First Posted 11-Dec-2014

When I was young, when (maybe not at the same time) I was down, calling a shelter or church social hall home, peril seemed imminent. If I didn’t handle something right then, trouble. A week was a long time. As I’ve aged, and as I’ve sought to calm my life down, the looming peril has moved further into the future. Now, having been in this house for three months, I realize the pending disaster I once felt as something which was imminent–next hour, has drifted off toward a further horizon. Yeah, theme repeated, but the memory of those days of living somewhere mid-air, body mid-ballistic arc toward a fast approaching impact with the ground, having leaped off the cliff to escape a different, seeming worse danger, are not far from me.

Mountain Farmhouse

Where I am now, is at a familiar, yet uncomfortable pivot point. I have the house. It is furnished enough that I can live in it with relative comfort. That “keep-up-with-the-jones” itch I inherited from my Mom would have me taking on debt to *really* furnish this place in style. But, it’s an itch I’ve learned to avoid scratching, mostly. The house is good enough.

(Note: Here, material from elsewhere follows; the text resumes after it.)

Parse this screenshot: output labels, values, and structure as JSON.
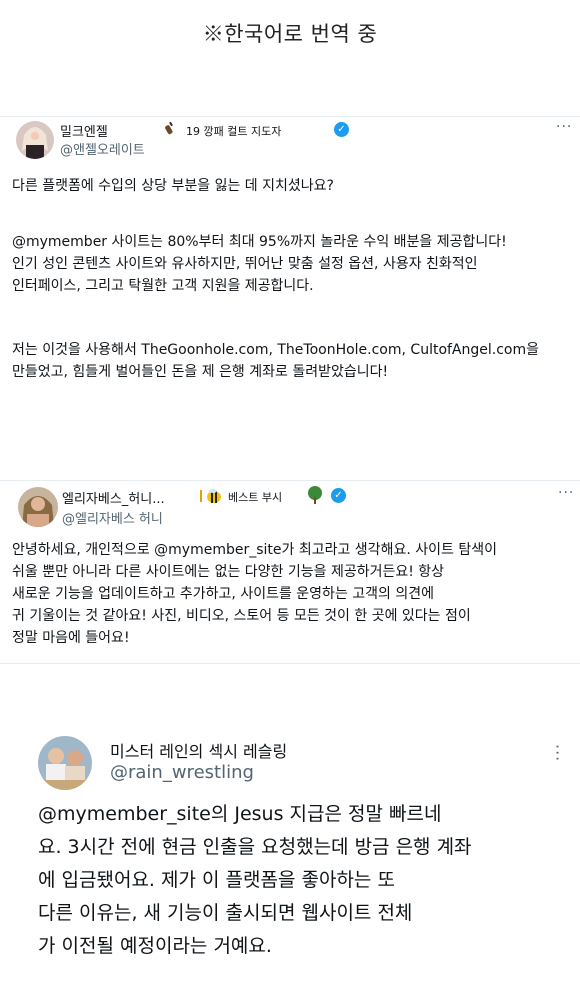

I got a job recently and am in training. My boss and a bunch of other folks are working hard to help me succeed. Ok, that last, the fact that I have support at work, is worth a pause. My way of narrating my life is as the black swan, the seeming ugly, unworthy duck. I tell my story as an outlier, as a misfit, a guy with issues who has survived. To be here, at a pivot point, where things are calm and success has been achieved to a degree, is again familiar and uncomfortable. It disrupts my dominant paradigm as an outlier. Yet, here I am. I am being set up for success. I have a boss who is behind me, cheering me on. My car, like my house, is serviceable. It needs things, but I’ve been buying cars that need things for over 13 years, so that’s not news. The car, though, hasn’t been towed since August, a track record I like. What I have to do is let it happen. Let this pivot point bless me, go ahead and own the black swan identity rather than remain attached to being an ugly duck. We all wish desperately for God to answer our prayers. When he does, though, we still have to be humble enough to accept the answered prayer with grace. Where it disrupts our dominant paradigm we have to let our attachment to our status-quo die to be replaced by God’s new dominant paradigm. Fine words. Whether I can embody them remains to be told. Let’s hope I can.